INTRODUCTION: Monocarboxylate Transporter 8 (MCT8) is a thyroid hormone transporter expressed in various human organs, including brain tissue. Loss-of-function mutations in the MCT8 gene, located on the X chromosome, manifest as mild-to-moderate intellectual disability and moderate-to-severe psychomotor impairment in boys with pleasant dispositions and elevated serum T3 levels.  While affected boys present with marked axial hypotonia and quadriparesis, they have surprisingly little spasticity early in the disease course.  Rather, their hypotonia tends to be accompanied by subtle involuntary movements, specifically dystonia.  The lack of spasticity represents a challenge for their rehabilitation and explains why spasticity-directed therapies have produced suboptimal responses.  Our goal was to better define the spectrum of motor disabilities in MCT8 deficiency in order to improve the rehabilitation results of patients with this condition.

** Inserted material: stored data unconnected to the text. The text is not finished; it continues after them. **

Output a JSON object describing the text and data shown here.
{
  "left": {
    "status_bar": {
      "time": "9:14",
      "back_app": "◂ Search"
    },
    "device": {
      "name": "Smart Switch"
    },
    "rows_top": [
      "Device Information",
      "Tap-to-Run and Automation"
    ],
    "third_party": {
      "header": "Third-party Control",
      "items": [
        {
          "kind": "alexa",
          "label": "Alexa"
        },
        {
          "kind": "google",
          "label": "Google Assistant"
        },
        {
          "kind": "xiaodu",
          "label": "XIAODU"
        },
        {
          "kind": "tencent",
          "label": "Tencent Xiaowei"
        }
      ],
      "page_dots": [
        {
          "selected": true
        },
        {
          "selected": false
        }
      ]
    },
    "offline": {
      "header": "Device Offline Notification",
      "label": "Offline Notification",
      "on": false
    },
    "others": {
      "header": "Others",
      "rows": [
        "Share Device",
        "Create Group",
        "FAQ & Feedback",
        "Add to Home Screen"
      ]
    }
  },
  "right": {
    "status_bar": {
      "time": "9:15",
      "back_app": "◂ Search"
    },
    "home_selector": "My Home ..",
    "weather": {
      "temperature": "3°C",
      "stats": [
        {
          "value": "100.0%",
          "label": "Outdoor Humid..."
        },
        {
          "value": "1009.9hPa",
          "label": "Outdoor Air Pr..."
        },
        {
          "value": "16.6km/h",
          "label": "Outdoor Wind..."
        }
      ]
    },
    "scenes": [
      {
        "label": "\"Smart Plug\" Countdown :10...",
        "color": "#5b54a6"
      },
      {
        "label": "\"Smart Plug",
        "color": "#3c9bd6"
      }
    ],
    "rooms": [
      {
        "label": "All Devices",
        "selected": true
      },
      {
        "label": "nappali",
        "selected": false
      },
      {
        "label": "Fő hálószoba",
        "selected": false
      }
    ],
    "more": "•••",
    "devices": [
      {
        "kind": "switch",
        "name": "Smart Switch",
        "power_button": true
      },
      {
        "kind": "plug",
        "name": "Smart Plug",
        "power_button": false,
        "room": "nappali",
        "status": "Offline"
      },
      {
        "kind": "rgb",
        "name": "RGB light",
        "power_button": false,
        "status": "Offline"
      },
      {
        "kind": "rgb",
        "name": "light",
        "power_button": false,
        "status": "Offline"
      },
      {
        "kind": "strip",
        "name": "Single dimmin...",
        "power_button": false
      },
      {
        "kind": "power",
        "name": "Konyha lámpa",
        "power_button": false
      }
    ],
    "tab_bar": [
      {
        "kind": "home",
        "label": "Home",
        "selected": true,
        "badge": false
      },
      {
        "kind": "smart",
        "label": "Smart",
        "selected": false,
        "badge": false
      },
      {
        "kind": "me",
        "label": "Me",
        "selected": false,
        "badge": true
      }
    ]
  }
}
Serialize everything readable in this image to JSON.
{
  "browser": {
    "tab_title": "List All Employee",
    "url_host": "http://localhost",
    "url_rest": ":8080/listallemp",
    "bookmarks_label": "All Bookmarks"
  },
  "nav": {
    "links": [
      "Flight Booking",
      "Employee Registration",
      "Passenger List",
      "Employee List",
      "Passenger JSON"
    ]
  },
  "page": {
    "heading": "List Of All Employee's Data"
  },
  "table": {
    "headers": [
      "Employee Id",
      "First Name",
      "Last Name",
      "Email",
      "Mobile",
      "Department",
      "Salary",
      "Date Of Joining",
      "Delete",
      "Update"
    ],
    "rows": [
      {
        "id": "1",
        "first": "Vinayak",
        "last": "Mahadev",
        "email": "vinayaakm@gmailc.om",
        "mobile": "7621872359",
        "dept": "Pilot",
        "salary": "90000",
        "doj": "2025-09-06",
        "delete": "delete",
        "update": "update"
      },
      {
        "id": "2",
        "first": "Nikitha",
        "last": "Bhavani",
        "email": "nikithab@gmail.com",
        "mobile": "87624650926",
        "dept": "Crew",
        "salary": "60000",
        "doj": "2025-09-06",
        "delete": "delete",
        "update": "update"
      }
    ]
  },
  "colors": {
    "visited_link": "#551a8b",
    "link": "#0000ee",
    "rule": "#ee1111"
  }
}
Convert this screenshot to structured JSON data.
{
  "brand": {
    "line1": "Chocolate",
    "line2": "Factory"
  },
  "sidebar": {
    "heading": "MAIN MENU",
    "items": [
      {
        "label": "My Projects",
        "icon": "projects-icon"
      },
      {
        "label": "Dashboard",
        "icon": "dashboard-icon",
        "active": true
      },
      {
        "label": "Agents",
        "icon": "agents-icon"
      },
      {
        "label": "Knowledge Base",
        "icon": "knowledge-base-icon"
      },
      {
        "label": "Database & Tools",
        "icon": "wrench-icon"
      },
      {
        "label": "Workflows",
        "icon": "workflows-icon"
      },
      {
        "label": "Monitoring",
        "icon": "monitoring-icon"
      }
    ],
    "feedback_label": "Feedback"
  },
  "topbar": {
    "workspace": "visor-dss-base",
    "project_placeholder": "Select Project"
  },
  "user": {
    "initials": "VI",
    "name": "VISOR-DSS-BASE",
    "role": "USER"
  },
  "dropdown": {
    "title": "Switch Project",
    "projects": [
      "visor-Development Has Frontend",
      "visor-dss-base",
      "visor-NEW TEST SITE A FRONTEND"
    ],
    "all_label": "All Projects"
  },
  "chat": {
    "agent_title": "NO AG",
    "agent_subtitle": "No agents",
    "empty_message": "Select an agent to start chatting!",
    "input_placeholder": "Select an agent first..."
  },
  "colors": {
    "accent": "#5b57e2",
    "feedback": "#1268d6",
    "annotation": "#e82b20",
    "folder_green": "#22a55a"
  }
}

METHODS: To accomplish our goal, we evaluated a multi-national cohort of patients with MCT8 mutations.  Direct clinical evaluations, along with clinical video recordings (n=7), were reviewed by our pediatric neurogeneticist and pediatric movement disorder specialist.

RESULTS: Patient evaluations and videos reviewed on multiple MCT8 deficiency patients revealed a common pattern of hypotonic quadriparesis with superimposed dystonia.

CONCLUSION/DISCUSSION: This multi-national pilot study has better characterized the motor impairments associated with MCT8 deficiency.  It is anticipated that this information will allow physicians and therapists to focus their treatment efforts on the hyperkinetic elements of MCT8 deficiency, rather than the conventionally suspected spasticity.